On Tuesday, the News Virginian opined:
Some of the reasoning troubles us. Riverheads Supervisor Nancy Sorrells said politics would impact decisions in a staggered format. “You may not get the wisdom of decisions clear of the political arena.”Today the editorial crew at the News Leader added to the discussion:
Translation: Supervisors will begin making decisions simply based on their desire to win re-election.
A better translation: Supervisors fear voters. Good.
Staggered terms would have made last year’s reassessment fight especially intriguing, which is doubtless a primary factor in Pyles’ mind. Conveniently, county reassessments are set on a schedule that distances them from elections by two years. Imagine how the vote might have gone had some supervisors faced an election last year, a short time after increasing appraised values by almost a fourth.
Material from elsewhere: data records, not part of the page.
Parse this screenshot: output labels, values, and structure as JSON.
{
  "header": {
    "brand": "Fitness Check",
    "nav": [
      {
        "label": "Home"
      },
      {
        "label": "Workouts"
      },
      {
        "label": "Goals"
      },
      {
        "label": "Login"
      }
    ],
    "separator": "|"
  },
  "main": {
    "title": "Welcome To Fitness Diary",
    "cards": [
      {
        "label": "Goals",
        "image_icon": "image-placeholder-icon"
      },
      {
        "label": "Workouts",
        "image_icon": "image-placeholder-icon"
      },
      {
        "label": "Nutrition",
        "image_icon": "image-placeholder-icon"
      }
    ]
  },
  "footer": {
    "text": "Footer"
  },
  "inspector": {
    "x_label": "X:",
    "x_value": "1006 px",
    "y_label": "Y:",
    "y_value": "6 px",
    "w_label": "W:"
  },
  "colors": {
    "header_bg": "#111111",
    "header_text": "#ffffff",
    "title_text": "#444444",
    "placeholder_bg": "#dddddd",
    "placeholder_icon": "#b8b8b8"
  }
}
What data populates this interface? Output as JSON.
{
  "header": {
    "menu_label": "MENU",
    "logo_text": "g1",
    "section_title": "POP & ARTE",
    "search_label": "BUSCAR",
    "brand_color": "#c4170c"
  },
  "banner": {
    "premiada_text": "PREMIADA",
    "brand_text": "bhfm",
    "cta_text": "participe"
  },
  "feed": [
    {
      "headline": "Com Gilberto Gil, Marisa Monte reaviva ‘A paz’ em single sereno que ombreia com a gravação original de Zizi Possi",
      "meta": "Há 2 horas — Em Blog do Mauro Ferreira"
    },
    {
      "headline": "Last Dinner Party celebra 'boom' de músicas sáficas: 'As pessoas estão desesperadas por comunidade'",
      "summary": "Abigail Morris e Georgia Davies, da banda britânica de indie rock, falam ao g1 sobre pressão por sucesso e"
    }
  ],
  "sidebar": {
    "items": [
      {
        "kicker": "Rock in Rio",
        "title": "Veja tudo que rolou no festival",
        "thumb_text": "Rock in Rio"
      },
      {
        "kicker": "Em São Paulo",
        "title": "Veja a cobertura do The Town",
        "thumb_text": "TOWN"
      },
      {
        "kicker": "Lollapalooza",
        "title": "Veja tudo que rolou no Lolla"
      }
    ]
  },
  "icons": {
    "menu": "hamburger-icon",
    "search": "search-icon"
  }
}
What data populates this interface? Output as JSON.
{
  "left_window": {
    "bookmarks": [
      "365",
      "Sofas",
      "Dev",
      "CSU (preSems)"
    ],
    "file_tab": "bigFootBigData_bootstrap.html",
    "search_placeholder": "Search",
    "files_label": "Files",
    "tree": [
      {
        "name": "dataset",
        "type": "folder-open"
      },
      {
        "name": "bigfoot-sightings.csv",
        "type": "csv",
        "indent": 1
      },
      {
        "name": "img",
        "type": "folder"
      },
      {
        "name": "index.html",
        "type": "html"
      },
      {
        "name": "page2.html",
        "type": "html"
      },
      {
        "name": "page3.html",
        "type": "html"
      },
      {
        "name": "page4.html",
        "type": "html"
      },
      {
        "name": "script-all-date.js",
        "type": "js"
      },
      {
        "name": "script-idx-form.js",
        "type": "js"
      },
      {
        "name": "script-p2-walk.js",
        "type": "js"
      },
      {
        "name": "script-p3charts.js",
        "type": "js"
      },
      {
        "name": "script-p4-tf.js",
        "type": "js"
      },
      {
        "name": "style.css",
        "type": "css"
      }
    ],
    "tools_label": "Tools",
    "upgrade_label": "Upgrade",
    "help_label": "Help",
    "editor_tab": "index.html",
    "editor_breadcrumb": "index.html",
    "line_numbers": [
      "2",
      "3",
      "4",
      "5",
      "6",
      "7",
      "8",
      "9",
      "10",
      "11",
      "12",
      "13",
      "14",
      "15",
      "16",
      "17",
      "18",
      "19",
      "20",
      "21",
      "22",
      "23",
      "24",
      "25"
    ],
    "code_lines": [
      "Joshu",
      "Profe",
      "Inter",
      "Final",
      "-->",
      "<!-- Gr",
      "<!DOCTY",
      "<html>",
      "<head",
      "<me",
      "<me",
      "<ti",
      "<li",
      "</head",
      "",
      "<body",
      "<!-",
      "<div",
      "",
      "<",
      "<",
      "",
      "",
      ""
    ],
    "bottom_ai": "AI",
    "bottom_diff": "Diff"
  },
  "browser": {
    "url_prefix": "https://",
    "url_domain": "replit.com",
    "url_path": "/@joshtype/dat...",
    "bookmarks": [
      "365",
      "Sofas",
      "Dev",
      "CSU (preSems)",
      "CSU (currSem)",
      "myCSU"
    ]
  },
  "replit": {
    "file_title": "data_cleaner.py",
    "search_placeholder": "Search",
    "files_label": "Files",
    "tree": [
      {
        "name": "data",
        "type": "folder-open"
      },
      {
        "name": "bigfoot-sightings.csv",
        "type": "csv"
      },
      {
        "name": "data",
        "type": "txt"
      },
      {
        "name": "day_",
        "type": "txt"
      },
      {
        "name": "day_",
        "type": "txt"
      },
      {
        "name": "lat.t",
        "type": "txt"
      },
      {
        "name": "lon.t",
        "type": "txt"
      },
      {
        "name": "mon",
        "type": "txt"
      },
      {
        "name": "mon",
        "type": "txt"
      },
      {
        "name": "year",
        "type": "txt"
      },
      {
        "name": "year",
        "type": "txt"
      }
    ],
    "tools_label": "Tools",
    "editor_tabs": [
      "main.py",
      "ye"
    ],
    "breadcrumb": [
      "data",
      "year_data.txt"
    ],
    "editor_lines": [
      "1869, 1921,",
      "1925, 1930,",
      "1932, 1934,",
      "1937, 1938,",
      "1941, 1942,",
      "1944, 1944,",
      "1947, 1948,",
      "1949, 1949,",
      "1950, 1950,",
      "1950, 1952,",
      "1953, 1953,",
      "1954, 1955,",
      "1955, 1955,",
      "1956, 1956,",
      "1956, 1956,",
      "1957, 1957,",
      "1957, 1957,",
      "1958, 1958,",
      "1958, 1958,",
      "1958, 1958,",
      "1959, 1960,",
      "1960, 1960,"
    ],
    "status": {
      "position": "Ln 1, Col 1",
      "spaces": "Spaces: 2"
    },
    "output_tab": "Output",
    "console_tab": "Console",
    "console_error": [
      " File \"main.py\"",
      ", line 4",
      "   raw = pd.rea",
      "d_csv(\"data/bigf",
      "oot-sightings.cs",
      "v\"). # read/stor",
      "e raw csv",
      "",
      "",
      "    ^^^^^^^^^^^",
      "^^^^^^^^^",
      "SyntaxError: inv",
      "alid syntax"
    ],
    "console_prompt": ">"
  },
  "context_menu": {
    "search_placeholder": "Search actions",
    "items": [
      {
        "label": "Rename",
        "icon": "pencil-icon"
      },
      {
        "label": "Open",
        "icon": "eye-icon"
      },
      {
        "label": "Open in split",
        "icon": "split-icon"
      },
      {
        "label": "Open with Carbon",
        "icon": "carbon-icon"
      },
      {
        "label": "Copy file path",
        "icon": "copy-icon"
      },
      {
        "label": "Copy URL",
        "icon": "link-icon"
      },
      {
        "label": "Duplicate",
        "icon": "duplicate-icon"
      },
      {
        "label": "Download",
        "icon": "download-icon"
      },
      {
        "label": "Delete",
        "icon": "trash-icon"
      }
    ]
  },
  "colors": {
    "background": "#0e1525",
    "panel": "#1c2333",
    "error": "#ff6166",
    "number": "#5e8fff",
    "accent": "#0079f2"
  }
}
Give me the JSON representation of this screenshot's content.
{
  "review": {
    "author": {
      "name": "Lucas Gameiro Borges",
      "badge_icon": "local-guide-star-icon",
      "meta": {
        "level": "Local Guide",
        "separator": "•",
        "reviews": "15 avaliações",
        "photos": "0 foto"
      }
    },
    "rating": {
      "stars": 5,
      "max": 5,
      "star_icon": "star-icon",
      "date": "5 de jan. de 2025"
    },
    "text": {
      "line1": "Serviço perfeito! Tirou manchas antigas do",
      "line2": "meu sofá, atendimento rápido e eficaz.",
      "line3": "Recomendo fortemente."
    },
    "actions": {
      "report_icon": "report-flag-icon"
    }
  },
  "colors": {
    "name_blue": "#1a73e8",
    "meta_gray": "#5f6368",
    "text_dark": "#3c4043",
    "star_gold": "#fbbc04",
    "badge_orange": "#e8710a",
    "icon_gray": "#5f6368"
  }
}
Sorrells apparently has imagined precisely that. Here rises vintage hubris. If voters object so strenuously to an act of their elected officials, it might be considered that perhaps the voters have a point. If a supervisor believes strongly that they do not, he or she should possess the pluck to act rightly, the wisdom to explain it and the conviction to face defeat if necessary.
Elected officials lacking on these points don’t deserve the public’s confidence.Tell us staggered terms will cost more. Tell us the logistics make the switch prohibitive at the moment. Don’t tell us supervisors can’t handle the politics. It’s a political office, remember?
It makes sense to separate the terms. When close to one half of the elected officials are up for re-election every two years, you have a better chance of experienced leaders staying in office. It's business continuation and it makes sense. It's rare for any elected board to run all its candidates on the same cycle.It is an interesting issue that has not caught the interest of the public but, if bantered about enough, perhaps they will pay attention. That remains to be seen.
[The supervisors who voted against it] claimed the staggered term measure would add more politics to the arena. How could that be? Of course there should be politics in elections, as well as opportunities for public comment.
Politically speaking, an election of seven supervisors in the wake of a firestorm controversy could see them all turned out. Would that be in the best interests of the county? Hardly.